Alguns museus estão concentrados nesta zona, em antigos palácios, entre eles o Museu da Cidade, o de Arte Naïf, considerado o mais antigo do mundo (1952) e o das "Relações Partidas", que será certamente o mais original - "yo quiero ser tu mundo", lê-se numa das primeira "obras".

Um tiro de canhão pontual

A margem da cidade alta, autêntica varanda sobre a Zagreb pós-oitocentos, chega-nos com Tom, o tocador de guitarra que é uma instituição local, abrigado do sol num dos pontos mais turísticos da cidade, a Torre Lotršcak. Estar lá por volta do meio-dia pode equivaler a um grande sobressalto: o canhão no topo é pontual e diário; subir a torre equivale a ter uma das vistas mais deslumbrantes da cidade, mas percorrer a Strossmayer Promenade que passa abaixo também proporciona panorâmicas inesperadas. Durante o Verão é também um dos spots noctívagos mais concorridos já que é aqui que acontece o Strossmarte, um festival de Verão que dura cem dias. Mesmo aqui ao lado, uma das curiosidades de Zagreb: o funicular mais curto do mundo - uma elevação de 65 metros apenas, percorrida em 50 segundos, a ligar as duas partes da cidade.

Mas é a pé que voltamos à omnipresente Praça Ban Josip Jelacic. Entre esta e a estação ferroviária, na cidade baixa (Donji Grad), uma sucessão de jardins e parques forma uma "ferradura" (Lenucijeva Potkova) que é um bom pretexto para conhecer esta zona feita de boulevards, a respirar 1800s e a recordar o império dos Habsburgos.
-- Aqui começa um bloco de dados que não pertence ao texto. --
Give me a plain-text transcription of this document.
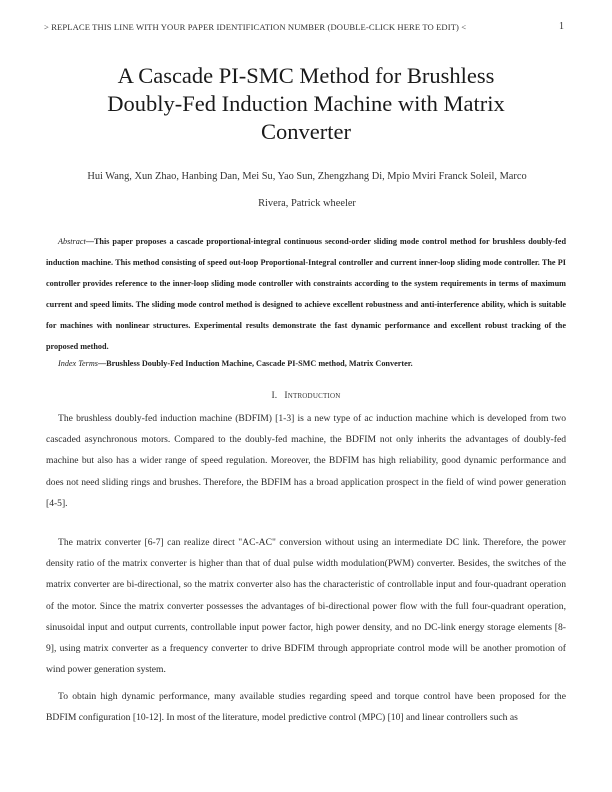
> REPLACE THIS LINE WITH YOUR PAPER IDENTIFICATION NUMBER (DOUBLE-CLICK HERE TO EDIT) <	1
A Cascade PI-SMC Method for Brushless
Doubly-Fed Induction Machine with Matrix
Converter
Hui Wang, Xun Zhao, Hanbing Dan, Mei Su, Yao Sun, Zhengzhang Di, Mpio Mviri Franck Soleil, Marco
Rivera, Patrick wheeler
Abstract—This paper proposes a cascade proportional-integral continuous second-order sliding mode control method for brushless doubly-fed induction machine. This method consisting of speed out-loop Proportional-Integral controller and current inner-loop sliding mode controller. The PI controller provides reference to the inner-loop sliding mode controller with constraints according to the system requirements in terms of maximum current and speed limits. The sliding mode control method is designed to achieve excellent robustness and anti-interference ability, which is suitable for machines with nonlinear structures. Experimental results demonstrate the fast dynamic performance and excellent robust tracking of the proposed method.
Index Terms—Brushless Doubly-Fed Induction Machine, Cascade PI-SMC method, Matrix Converter.
I. Introduction

The brushless doubly-fed induction machine (BDFIM) [1-3] is a new type of ac induction machine which is developed from two cascaded asynchronous motors. Compared to the doubly-fed machine, the BDFIM not only inherits the advantages of doubly-fed machine but also has a wider range of speed regulation. Moreover, the BDFIM has high reliability, good dynamic performance and does not need sliding rings and brushes. Therefore, the BDFIM has a broad application prospect in the field of wind power generation [4-5].

The matrix converter [6-7] can realize direct "AC-AC" conversion without using an intermediate DC link. Therefore, the power density ratio of the matrix converter is higher than that of dual pulse width modulation(PWM) converter. Besides, the switches of the matrix converter are bi-directional, so the matrix converter also has the characteristic of controllable input and four-quadrant operation of the motor. Since the matrix converter possesses the advantages of bi-directional power flow with the full four-quadrant operation, sinusoidal input and output currents, controllable input power factor, high power density, and no DC-link energy storage elements [8-9], using matrix converter as a frequency converter to drive BDFIM through appropriate control mode will be another promotion of wind power generation system.

To obtain high dynamic performance, many available studies regarding speed and torque control have been proposed for the BDFIM configuration [10-12]. In most of the literature, model predictive control (MPC) [10] and linear controllers such as
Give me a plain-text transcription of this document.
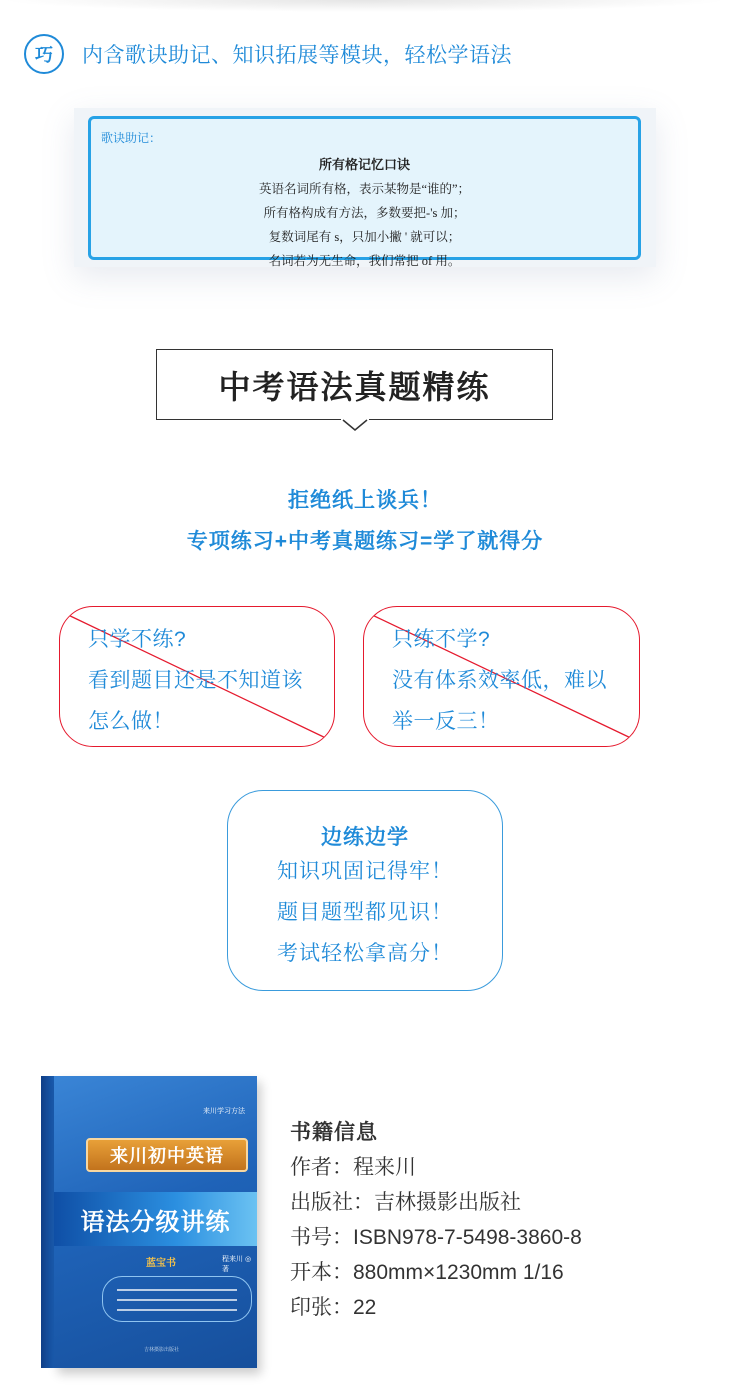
巧	内含歌诀助记、知识拓展等模块，轻松学语法
歌诀助记：
所有格记忆口诀
英语名词所有格，表示某物是“谁的”；
所有格构成有方法，多数要把-'s 加；
复数词尾有 s，只加小撇 ' 就可以；
名词若为无生命，我们常把 of 用。
中考语法真题精练
拒绝纸上谈兵！
专项练习+中考真题练习=学了就得分
只学不练?
看到题目还是不知道该
怎么做！
只练不学?
没有体系效率低，难以
举一反三！
边练边学
知识巩固记得牢！
题目题型都见识！
考试轻松拿高分！
来川学习方法
来川初中英语
蓝宝书	程来川 ◎ 著
吉林摄影出版社
语法分级讲练
书籍信息
作者：程来川
出版社：吉林摄影出版社
书号：ISBN978-7-5498-3860-8
开本：880mm×1230mm 1/16
印张：22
Ao longo dela, museus e galerias de arte em edifícios na mesma traça de Viena - destaque para o Teatro Nacional, neo-barroco no seu amarelo-torrado, paradigma da arquitectura do império austro-húngaro, inaugurado pelo imperador Francisco José.

No lago como nas Caraíbas

Vemos esta parte já sobre rodas, a caminho do resto da Croácia, este país de 4,5 milhões de habitantes ("e outros tantos fora") em 46 mil quilómetros quadrados distribuídos por uma "forma bizarra" - "croissant" ou "dragão" são comparações comuns entre os croatas. O resto da Croácia na parte "do continente", o que equivale a dizer, que tem clima continental (verões de 35 graus e invernos que podem ir muitoabaixo de zero). Não vamos chegar à costa, "a zona mais bonita" (são os croatas que o dizem), que inclui 1245 ilhas ao largo e que fica depois dos Alpes Dináricos, a barreira natural que se estende da Itália até à Albânia e separa a Croácia continental e a litoral, que é climática mas é também cultural.

Na autoestrada para as praias da Dalmácia e da Ístria fazemos o que os visitantes normalmente não fazem: trocamos o mar e a areia pelos rios e verde da região de Lika-Karlovac. Isto significa atravessarmos aldeias, vilas e uma ou outra (pequena) cidade, em território eminentemente rural, marcado por natureza pujante - em muitas florestas ainda vivem ursos e a água é omnipresente, em cursos tranquilos ou (quase) indomáveis, tanto que por vezes pensamos que a Croácia continental tem uma alma líquida.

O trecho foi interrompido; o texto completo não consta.